In Bozen gibt es mehrere Straßennamen, die sich auf die Talfer beziehen: Talfergasse, Zum Talfergries, Bozner Wassermauer, Grieser Wassermauer und Quireiner Wassermauer. Bis zur Erbauung der beiden durchgehenden Talferdämme („Wassermauern“) entlang der Talferufer wurden die Bozner und Grieser immer wieder von Überschwemmungen heimgesucht, auch wenn bereits seit dem Spätmittelalter Wasserschutzbauten bestanden haben; gemäß der Bozner Chronik wurde mit dem Bau einer Wassermauer bei Schloss Maretsch schon 1340 begonnen („... das man die mawr von Maretz anfieng zu pawen herab fur die stat ...“).[7] Im Jahr 1357 inspizierte der Tiroler Landesfürst Markgraf Ludwig von Brandenburg die vom „wazzer der Taluernen“ verursachten Überschwemmungsschäden und ordnete die Erhebung einer eigenen Steuer für die Errichtung besserer Schutzbauten an.[8] 1405 ist die Erhebung einer eigenen Talfersteuer („culta seu steura contra aquam Taluerne“) zwecks Finanzierung von Wasserschutzbauten urkundlich bezeugt.[9] Im Bozner Stadtratsprivileg des römisch-deutschen Königs Friedrich III. von 1442 wurde eine kommunale Verpflichtung zur Errichtung von Wasserschutzbauten „für die Taluern unnd annder wasser, die der stat zu schaden gienngen“ festgeschrieben.[10] Einer großen Überschwemmung von 1541 verdankt Bozen-Gries die älteste überlieferte Stadtansicht, angefertigt von dem damaligen Bürgermeister Leonhard Hörtmair (Hiertmair).

An der Bozner Talferbrücke befand sich in vormoderner Zeit eine stadtseitig gelegene Zollstelle zur Erhebung von Tarifen des Warentransits.
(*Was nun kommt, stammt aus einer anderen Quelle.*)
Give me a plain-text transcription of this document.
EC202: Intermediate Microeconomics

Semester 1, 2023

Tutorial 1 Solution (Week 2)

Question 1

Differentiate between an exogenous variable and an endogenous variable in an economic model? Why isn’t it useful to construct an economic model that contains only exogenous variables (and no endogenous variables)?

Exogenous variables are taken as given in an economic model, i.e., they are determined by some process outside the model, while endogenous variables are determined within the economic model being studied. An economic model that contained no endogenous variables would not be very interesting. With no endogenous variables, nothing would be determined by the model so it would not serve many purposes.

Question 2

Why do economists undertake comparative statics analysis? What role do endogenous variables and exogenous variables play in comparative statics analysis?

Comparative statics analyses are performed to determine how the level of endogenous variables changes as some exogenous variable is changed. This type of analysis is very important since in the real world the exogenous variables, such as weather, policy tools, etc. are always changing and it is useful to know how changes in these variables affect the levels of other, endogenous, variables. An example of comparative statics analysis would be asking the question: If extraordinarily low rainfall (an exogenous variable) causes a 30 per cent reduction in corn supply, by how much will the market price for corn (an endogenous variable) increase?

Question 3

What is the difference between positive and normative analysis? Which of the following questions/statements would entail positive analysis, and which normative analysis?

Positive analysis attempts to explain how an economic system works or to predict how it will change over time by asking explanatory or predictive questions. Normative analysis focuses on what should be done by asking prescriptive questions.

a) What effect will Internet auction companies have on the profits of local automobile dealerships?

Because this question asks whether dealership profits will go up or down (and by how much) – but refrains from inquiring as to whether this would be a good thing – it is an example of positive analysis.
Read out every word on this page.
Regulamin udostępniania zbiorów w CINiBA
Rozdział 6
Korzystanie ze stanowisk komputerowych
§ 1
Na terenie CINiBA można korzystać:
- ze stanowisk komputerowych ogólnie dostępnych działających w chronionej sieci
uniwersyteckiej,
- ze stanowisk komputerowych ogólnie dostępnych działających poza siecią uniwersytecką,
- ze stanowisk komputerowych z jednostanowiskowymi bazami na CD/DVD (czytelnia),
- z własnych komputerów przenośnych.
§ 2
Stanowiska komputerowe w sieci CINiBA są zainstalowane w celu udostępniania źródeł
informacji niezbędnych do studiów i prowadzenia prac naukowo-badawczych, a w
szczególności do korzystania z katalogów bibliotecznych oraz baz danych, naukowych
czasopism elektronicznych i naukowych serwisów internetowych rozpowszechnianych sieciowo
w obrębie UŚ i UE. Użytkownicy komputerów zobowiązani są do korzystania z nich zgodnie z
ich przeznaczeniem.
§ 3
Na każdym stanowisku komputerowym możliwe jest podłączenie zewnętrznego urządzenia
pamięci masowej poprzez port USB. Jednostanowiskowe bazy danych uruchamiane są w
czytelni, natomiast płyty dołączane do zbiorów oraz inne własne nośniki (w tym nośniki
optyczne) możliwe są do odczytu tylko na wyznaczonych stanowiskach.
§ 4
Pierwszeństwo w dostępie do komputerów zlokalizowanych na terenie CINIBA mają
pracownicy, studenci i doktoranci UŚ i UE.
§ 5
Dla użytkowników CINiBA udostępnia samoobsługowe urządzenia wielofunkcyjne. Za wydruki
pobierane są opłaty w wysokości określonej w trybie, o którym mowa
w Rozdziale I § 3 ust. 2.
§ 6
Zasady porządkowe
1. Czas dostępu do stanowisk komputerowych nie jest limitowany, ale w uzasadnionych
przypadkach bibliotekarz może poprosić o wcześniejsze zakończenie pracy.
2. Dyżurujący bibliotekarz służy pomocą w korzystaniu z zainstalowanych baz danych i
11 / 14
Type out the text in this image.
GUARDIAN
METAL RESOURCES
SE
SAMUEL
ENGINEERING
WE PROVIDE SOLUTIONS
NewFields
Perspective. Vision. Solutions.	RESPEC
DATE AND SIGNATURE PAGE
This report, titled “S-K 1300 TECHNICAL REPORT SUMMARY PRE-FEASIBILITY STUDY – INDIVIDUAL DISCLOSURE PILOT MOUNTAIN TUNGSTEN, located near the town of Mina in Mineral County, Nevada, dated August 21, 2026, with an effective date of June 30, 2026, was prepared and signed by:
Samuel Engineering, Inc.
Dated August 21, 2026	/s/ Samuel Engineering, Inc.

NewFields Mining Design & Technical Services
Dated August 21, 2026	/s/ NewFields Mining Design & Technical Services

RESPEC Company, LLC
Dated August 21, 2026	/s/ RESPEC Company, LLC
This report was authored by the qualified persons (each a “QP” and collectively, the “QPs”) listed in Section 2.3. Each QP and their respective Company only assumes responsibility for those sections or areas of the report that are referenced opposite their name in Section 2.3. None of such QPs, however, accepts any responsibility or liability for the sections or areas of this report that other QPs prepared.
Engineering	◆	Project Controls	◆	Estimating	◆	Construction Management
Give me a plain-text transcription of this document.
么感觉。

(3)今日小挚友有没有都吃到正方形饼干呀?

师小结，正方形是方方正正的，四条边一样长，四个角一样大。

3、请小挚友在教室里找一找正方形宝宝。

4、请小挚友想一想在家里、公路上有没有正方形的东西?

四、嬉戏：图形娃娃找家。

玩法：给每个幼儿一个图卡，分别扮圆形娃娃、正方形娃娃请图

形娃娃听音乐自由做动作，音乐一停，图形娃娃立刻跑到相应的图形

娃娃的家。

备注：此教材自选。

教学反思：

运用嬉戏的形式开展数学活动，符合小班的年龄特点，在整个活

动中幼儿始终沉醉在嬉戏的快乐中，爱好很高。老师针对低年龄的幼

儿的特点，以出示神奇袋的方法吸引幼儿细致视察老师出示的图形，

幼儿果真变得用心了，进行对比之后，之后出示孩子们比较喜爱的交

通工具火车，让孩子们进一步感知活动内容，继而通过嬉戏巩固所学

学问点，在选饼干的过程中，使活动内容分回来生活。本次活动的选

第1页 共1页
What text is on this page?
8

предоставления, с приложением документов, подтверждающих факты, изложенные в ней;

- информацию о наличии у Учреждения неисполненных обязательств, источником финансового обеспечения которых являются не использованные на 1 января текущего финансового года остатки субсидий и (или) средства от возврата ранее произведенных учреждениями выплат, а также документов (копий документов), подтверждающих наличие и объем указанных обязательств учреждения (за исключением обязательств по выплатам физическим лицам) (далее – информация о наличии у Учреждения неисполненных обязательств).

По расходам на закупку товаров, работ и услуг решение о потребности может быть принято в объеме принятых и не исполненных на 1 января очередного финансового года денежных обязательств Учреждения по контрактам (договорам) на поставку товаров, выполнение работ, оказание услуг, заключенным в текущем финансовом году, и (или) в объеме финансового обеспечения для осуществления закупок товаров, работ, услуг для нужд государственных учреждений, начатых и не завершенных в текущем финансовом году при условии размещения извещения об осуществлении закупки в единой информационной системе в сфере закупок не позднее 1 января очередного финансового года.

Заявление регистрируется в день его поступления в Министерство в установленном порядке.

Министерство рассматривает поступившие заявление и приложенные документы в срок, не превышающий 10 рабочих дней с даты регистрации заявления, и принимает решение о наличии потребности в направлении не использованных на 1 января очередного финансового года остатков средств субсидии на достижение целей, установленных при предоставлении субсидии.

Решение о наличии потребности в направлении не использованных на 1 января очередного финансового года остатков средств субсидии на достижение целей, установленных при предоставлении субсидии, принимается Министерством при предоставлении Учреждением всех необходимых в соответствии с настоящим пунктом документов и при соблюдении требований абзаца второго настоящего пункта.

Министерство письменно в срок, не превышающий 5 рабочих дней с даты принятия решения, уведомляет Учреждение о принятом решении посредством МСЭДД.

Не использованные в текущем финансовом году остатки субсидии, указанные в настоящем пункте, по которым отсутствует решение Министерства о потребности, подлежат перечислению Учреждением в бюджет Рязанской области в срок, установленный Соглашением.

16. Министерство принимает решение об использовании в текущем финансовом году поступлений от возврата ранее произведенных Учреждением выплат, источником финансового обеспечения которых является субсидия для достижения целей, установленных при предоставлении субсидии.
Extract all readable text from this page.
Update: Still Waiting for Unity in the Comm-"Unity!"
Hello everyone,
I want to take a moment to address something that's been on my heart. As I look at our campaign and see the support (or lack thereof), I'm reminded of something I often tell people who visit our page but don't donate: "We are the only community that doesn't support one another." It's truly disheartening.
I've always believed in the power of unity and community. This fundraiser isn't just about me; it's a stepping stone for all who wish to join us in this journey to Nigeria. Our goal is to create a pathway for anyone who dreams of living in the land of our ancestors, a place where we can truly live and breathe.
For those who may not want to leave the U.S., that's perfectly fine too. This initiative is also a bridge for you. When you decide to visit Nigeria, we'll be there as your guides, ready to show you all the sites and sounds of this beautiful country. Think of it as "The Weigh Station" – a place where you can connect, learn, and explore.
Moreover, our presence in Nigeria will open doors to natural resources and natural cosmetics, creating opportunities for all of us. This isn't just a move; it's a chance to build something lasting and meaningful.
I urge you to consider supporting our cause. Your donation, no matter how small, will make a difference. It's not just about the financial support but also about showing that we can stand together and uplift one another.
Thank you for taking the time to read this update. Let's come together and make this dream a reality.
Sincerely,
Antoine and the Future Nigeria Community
Rechtsufrig lag nördlich der Talferbrücke die sogenannte Holzreif, ein Anlandungspunkt für Triftholz. Seit dem Spätmittelalter ist eine genossenschaftlich organisierte Talferleege bezeugt, die für die Wassernutzung und die Uferverbauung zuständig war.[11] Im Jahr 1772 wurden die Obere und die Untere Talferleege in eine einzige Körperschaft, die St. Antoni oder Talfer Leege, zusammengeführt, deren Archiv bis in diese Zeit zurückreicht.[12]

In den Jahren 1899–1900 ließ die Bozner Stadtverwaltung unter Bürgermeister Julius Perathoner von der Firma Waagner-Biro die noch heute bestehende, neue Talferbrücke errichten. In der Zeit des italienischen Faschismus hätte diese, gemäß den Planungen des Regimes, einer verkürzten Brücke weichen sollen („Ponte Claudio“), der die zwecks Anlage von Funktionsbauten auf der Grieser Seite stark verengte Talfer überbrücken hätte sollen; dieses Vorhaben unterblieb nur aufgrund des Kriegsbeginns und des darauffolgenden Zusammenbruchs der faschistischen Diktaturen.[13] Seit den 1970er Jahren ist hingegen dank der Regulierung des Talferbetts im Bozner Stadtgebiet eine weitläufige Erholungszone und grüne Lunge entstanden: Die sogenannten Talferwiesen sind mit ihren Sportanlagen, Laufwegen und Liegewiesen heute wesentlicher Teil des städtischen Freizeitangebots, bieten aber auch im oberen rechtsufrigen Bereich Platz für Sportanlagen verschiedener Vereine.

Sehenswert ist die gedeckte Brücke über die Talfer in Sarnthein.

Im Bozner Stadtgebiet bildet eine bereits seit dem Spätmittelalter bezeugte linksseitige Ableitung bei Schloss Klebenstein den ehemals offen verlaufenden, heute gedeckten Mühlbach.[14] Ebendort nutzt auch das Kraftwerk Rendelstein die Wasserkraft des Flusses zur Stromgewinnung.[15]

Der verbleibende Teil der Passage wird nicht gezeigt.